If Sharon were to have Arafat killed, what would Egypt, Arafat's patron do? Nothing! Which means the Arab-Islamic world would do nothing on behalf that murderer. So, given all these non-responses, what would happen if Sharon had Arafat killed?

First, a cleansing sense of justice would sweep over Israel.

Second, a struggle for power would ensue among Arafat's would-be successors. It would take a long time for any successor to establish himself or gain "legitimacy" among the Palestinian Arabs (and he too could suffer the fate of his predecessor). The instability that would follow Arafat's demise would prompt many Arabs to emigrate, as tens of thousands have already done.
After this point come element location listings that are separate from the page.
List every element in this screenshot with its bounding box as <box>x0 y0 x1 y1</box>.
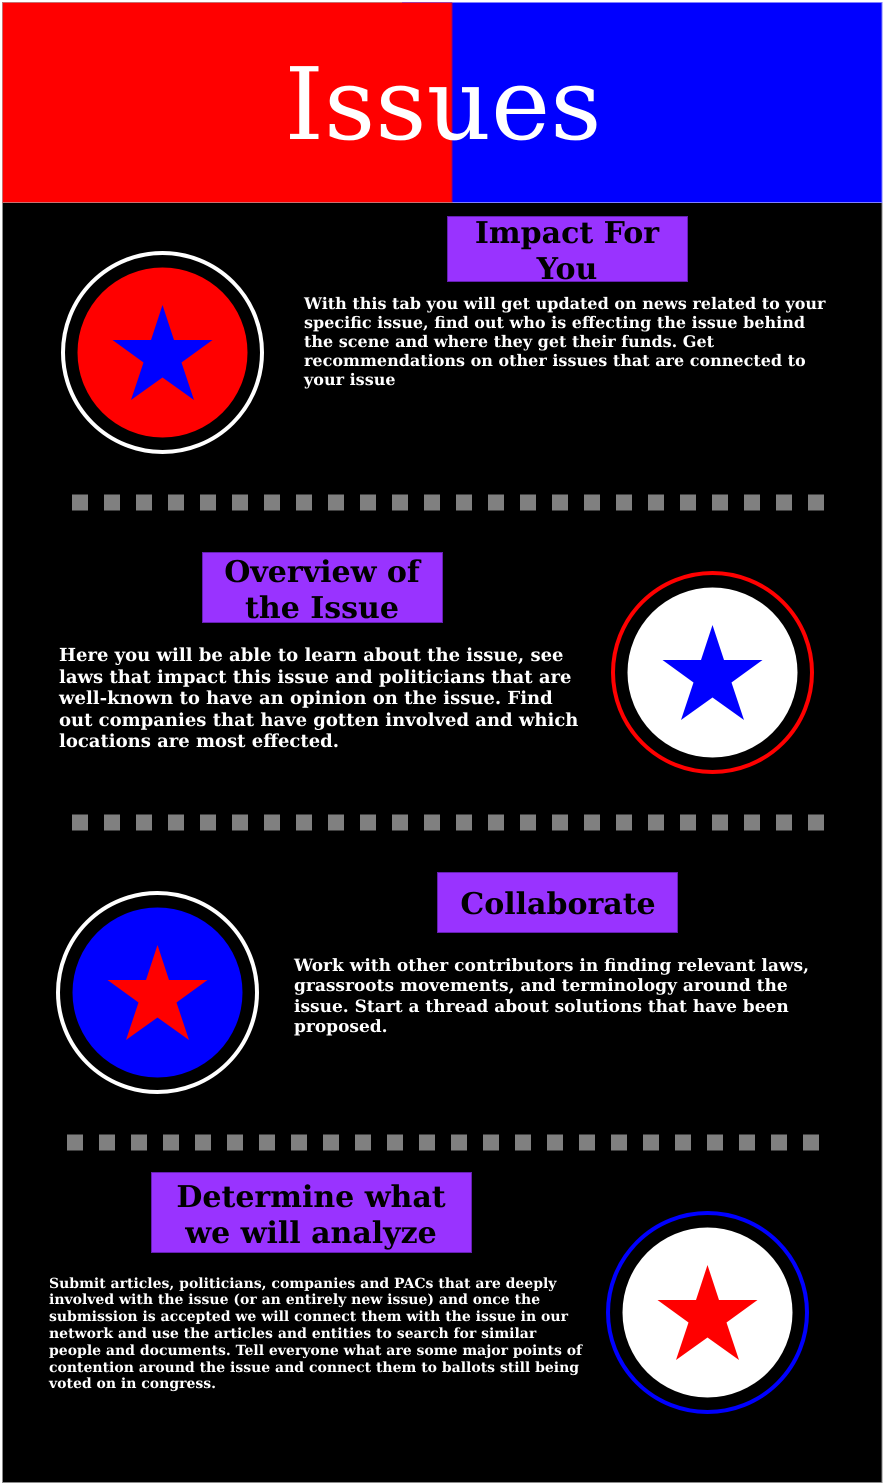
text: Determine description: people and documents. Tell everyone what are some major points of <box>49 1343 582 1359</box>
text: Overview description: well-known to have an opinion on the issue. Find <box>59 688 553 709</box>
heading: Impact For You: You <box>537 252 597 287</box>
heading: Determine what we will analyze: Determine what <box>176 1180 446 1215</box>
text: Determine description: involved with the issue (or an entirely new issue) and once the <box>49 1292 540 1308</box>
divider 1 <box>72 494 832 510</box>
text: Determine description: contention around the issue and connect them to ballots still being <box>49 1360 579 1376</box>
heading: Overview of the Issue: the Issue <box>245 591 399 626</box>
heading box: Collaborate <box>438 872 678 932</box>
text: Impact For You description: specific issue, find out who is effecting the issue behind <box>304 313 805 332</box>
text: Determine description <box>48 1276 583 1392</box>
text: Determine description: network and use the articles and entities to search for similar <box>49 1326 536 1342</box>
text: Determine description: Submit articles, politicians, companies and PACs that are deeply <box>49 1276 556 1292</box>
text: Collaborate description: issue. Start a thread about solutions that have been <box>294 997 789 1017</box>
text: Impact For You description: recommendations on other issues that are connected to <box>304 351 806 370</box>
text: Overview description: locations are most effected. <box>59 731 339 752</box>
text: Impact For You description: the scene and where they get their funds. Get <box>304 332 714 351</box>
icon: star badge 2 <box>613 573 812 772</box>
text: Impact For You description: With this tab you will get updated on news related to your <box>304 294 825 313</box>
heading box: Determine what we will analyze <box>152 1172 472 1252</box>
heading: Impact For You: Impact For <box>475 216 659 251</box>
divider 2 <box>72 814 832 830</box>
text: Overview description: laws that impact this issue and politicians that are <box>59 667 571 688</box>
heading box: Impact For You <box>448 216 688 282</box>
icon: star badge 1 <box>63 253 262 452</box>
text: Collaborate description: grassroots movements, and terminology around the <box>294 976 788 996</box>
text: Collaborate description: Work with other contributors in finding relevant laws, <box>294 956 809 976</box>
heading: Determine what we will analyze <box>176 1180 446 1251</box>
text: Overview description <box>58 645 578 752</box>
heading: Collaborate: Collaborate <box>460 887 656 922</box>
heading: Overview of the Issue: Overview of <box>224 555 420 590</box>
title: Issues <box>284 46 602 163</box>
red header band <box>2 2 452 202</box>
text: Determine description: voted on in congress. <box>49 1376 216 1392</box>
text: Overview description: Here you will be able to learn about the issue, see <box>59 645 564 666</box>
blue header band <box>402 2 882 202</box>
text: Determine description: submission is accepted we will connect them with the issue in our <box>49 1309 568 1325</box>
heading: Determine what we will analyze: we will analyze <box>185 1216 437 1251</box>
heading: Overview of the Issue <box>224 555 422 626</box>
heading box: Overview of the Issue <box>202 552 442 622</box>
divider 3 <box>67 1134 827 1150</box>
text: Collaborate description <box>294 956 809 1037</box>
text: Overview description: out companies that have gotten involved and which <box>59 710 578 731</box>
heading: Impact For You <box>475 216 660 287</box>
text: Impact For You description <box>304 294 826 389</box>
icon: star badge 4 <box>608 1213 807 1412</box>
text: Collaborate description: proposed. <box>294 1017 388 1037</box>
icon: star badge 3 <box>58 893 257 1092</box>
text: Impact For You description: your issue <box>304 370 396 389</box>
The prospect of a Palestinian state would fade.

Third, Israeli politics would be transformed. Labor would cease currying the support of Israel's Arab citizens via the appeal of "territory for peace".

Fourth, Shimon Peres would be relegated to the political wilderness, and Peace Now and post-Zionism would wither away.

Fifth, the Jewish population of Judea, Samaria, and Gaza (Yesha) would multiply tremendously and bury the idea of a Palestinian state. Yesha would then be incorporated into the State of Israel, and the Temple Mount, at last, would be firmly in Jewish hands.

Sixth. Israel could then address its real problem: the Jewish character of the state. Once the territory for peace madness ceases to preoccupy Israel's government, the country will automatically move in the right direction.

What I am proposing is that Ariel Sharon retire from politics on a high note: that he inaugurate a politics of happiness by eliminating Israel's chief tormentor, Yasser Arafat.

[Kol Hakavod to Prof. Eidelberg. I loved this article. "From his computer to G-d's ear."]

Professor Paul Eidelberg is a member of the Board of Directors of the Freeman Center For Strategic Studies.